NEW ORLEANS, LA – The ICU team at New Orleans Medical Center (NOMC) made history today by becoming the first medical team ever to implement a bicarb-only (More Bicarb!!) algorithm for cardiopulmonary arrest (see Figure 6 below). The bicarb-only code took place at 11:06 AM this morning behind partially-closed doors.
Bicarb (short for sodium bicarbonate and sometimes abbreviated SB) has always been controversial regarding its use in cardiac arrest. Current American Heart Association and the ACLS guidelines recommend against the routine use of bicarbonate. So if it’s not recommended, why use it?
“Look we’ve already gone to one end of the spectrum with chest compressions-only CPR, so we decided to go to the other end, test it out,” explained NOMC ICU attending Stephen Waters. “How does the bicarb-only code work? Simple: bicarb, bicarb, bicarb. Nothing else. No chest compressions, no epinephrine, no airway management. Just bicarb and more bicarb. It’s pretty easy, no effort at all.”
The literature suggests some circumstances in which bicarbonate might be useful: severe hyperkalemia and overdoses on tricyclic antidepressants. We asked Waters if the patient had either of those conditions.
“Definitely not,” he replied.
To be fair, the ICU team did obtain informed consent from the patient, who agreed for the purpose of furthering the sciences, knowledge, and medical research. Bless the man’s heart.

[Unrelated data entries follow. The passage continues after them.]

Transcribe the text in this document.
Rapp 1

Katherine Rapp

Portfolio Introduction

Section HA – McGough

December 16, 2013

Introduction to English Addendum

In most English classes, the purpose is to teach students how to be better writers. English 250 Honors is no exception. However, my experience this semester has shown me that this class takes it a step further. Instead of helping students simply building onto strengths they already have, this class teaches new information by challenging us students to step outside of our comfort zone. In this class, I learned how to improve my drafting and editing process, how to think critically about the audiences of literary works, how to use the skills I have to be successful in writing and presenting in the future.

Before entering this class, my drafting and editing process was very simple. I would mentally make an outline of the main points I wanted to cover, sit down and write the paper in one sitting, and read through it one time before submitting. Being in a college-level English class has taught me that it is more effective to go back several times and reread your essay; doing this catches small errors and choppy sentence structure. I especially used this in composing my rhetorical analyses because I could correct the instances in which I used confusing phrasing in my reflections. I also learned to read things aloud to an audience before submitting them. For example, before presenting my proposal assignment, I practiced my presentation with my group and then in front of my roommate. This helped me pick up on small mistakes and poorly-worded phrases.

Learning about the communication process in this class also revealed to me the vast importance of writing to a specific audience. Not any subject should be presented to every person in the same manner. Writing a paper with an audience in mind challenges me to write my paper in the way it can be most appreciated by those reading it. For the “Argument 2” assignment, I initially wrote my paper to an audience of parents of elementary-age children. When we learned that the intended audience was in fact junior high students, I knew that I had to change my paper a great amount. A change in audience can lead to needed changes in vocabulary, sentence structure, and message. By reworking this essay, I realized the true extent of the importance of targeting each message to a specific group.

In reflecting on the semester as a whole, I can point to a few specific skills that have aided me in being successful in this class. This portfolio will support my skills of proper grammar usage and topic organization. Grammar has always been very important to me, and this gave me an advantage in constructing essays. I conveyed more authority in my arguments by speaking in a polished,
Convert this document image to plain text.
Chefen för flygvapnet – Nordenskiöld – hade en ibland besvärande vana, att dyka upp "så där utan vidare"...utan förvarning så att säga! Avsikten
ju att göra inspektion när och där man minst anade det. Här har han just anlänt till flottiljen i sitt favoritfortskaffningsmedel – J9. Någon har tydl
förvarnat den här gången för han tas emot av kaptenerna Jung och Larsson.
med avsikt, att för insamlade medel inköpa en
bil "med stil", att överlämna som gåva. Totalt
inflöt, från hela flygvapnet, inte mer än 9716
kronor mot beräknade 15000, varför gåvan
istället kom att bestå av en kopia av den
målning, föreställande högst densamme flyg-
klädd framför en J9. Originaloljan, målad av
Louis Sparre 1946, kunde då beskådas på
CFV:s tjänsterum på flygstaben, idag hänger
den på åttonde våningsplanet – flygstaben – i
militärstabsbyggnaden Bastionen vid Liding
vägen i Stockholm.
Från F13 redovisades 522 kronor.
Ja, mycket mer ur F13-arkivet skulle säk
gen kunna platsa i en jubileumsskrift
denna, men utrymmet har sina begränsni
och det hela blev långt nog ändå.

“That patient really put others before himself, an incredible man,” Waters explained to Gomerblog after the conclusion of the bicarbonate-only code. “Thanks to that patient, we have learned an incredible amount today, an INCREDIBLE amount. Thank you everyone for showing up today and lending us your support.”
So did it work?
“Good God no!!” blurted Waters, throwing his gloves into the garbage receptacle. “Bicarb’s f**king useless. USELESS. Why do we even make it any more?” He added later: “The patient’s pH does look reasonable, for whatever that’s worth.”